The world of charitable giving now embraces venture philanthropy's hands-on management and benchmarking of performance. And Grossman notes, "the dialogue has shifted considerably." Foundations today are less concerned with the program or ideology of their grantee -- often called an "investee" in the semantics of venture philanthropy -- and more focused on how they can encourage nonprofits to scale up their operations to meet their potential.
Phil Buchanan, executive director of the Center for Effective Philanthropy in Cambridge, Mass., is not a fan of applying business analogies to the nonprofit world. "They are often more alluring in concept than they are functional in reality," he says. But CEP's survey of 30,000 grantees of 100 foundations during the last three years showed that most new foundations have opted for the basic venture philanthropy model of high engagement, strategic planning and measuring performance by a matrix.
Could charitable microfinancing have even greater reach?

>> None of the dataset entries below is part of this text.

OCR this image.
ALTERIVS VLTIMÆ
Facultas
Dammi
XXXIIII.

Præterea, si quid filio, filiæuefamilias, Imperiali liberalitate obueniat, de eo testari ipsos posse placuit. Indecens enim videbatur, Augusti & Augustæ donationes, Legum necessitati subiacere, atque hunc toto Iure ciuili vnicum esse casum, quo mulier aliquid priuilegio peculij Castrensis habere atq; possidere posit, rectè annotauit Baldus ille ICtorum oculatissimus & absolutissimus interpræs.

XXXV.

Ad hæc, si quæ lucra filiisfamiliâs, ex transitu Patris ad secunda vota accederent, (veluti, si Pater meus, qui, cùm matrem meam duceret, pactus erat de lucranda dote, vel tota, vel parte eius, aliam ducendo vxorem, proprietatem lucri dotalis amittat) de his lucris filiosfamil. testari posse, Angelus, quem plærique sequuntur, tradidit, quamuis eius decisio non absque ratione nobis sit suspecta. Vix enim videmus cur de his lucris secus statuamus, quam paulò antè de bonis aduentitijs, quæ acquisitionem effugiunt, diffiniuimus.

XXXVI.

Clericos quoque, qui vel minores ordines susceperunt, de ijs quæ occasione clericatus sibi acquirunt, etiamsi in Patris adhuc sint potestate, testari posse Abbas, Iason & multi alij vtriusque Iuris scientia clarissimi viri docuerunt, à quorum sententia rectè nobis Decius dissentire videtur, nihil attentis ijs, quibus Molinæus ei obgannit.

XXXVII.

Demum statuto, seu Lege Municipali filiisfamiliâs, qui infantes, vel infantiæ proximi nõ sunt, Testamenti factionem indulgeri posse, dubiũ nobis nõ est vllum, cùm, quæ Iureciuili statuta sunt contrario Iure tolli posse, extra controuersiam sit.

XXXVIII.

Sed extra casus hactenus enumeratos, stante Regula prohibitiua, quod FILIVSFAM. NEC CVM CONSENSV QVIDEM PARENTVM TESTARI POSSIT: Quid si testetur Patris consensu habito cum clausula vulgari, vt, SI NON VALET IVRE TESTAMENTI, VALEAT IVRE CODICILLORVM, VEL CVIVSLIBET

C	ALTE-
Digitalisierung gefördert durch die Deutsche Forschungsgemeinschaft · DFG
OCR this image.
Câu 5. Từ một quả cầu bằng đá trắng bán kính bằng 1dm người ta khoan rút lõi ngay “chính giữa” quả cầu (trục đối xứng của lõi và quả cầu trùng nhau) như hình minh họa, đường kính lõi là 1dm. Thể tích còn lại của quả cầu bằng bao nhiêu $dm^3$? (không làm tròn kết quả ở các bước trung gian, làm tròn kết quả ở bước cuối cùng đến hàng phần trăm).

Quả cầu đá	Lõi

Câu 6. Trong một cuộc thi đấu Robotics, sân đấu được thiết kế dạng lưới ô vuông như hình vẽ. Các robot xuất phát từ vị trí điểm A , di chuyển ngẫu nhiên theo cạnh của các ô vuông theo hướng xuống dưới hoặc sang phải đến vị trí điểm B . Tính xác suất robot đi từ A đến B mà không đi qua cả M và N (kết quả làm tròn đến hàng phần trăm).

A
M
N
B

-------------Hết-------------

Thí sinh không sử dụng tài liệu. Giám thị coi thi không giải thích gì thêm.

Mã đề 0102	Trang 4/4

Mark Kramer of the Foundation Strategy Group in Boston has long been a critic of venture philanthropy. But, he declares, the use of for-profit investments, such as microfinance, for social good is "tremendously powerful and influential, and long overdue: Commercial solutions are much more sustainable."
Google's founders certainly have aimed high: The company's founders put their commitment to philanthropy into the prospectus of Google's widely popular initial public offering in August 2004 and declared that they hoped their charitable mission "will eclipse Google itself in overall world impact."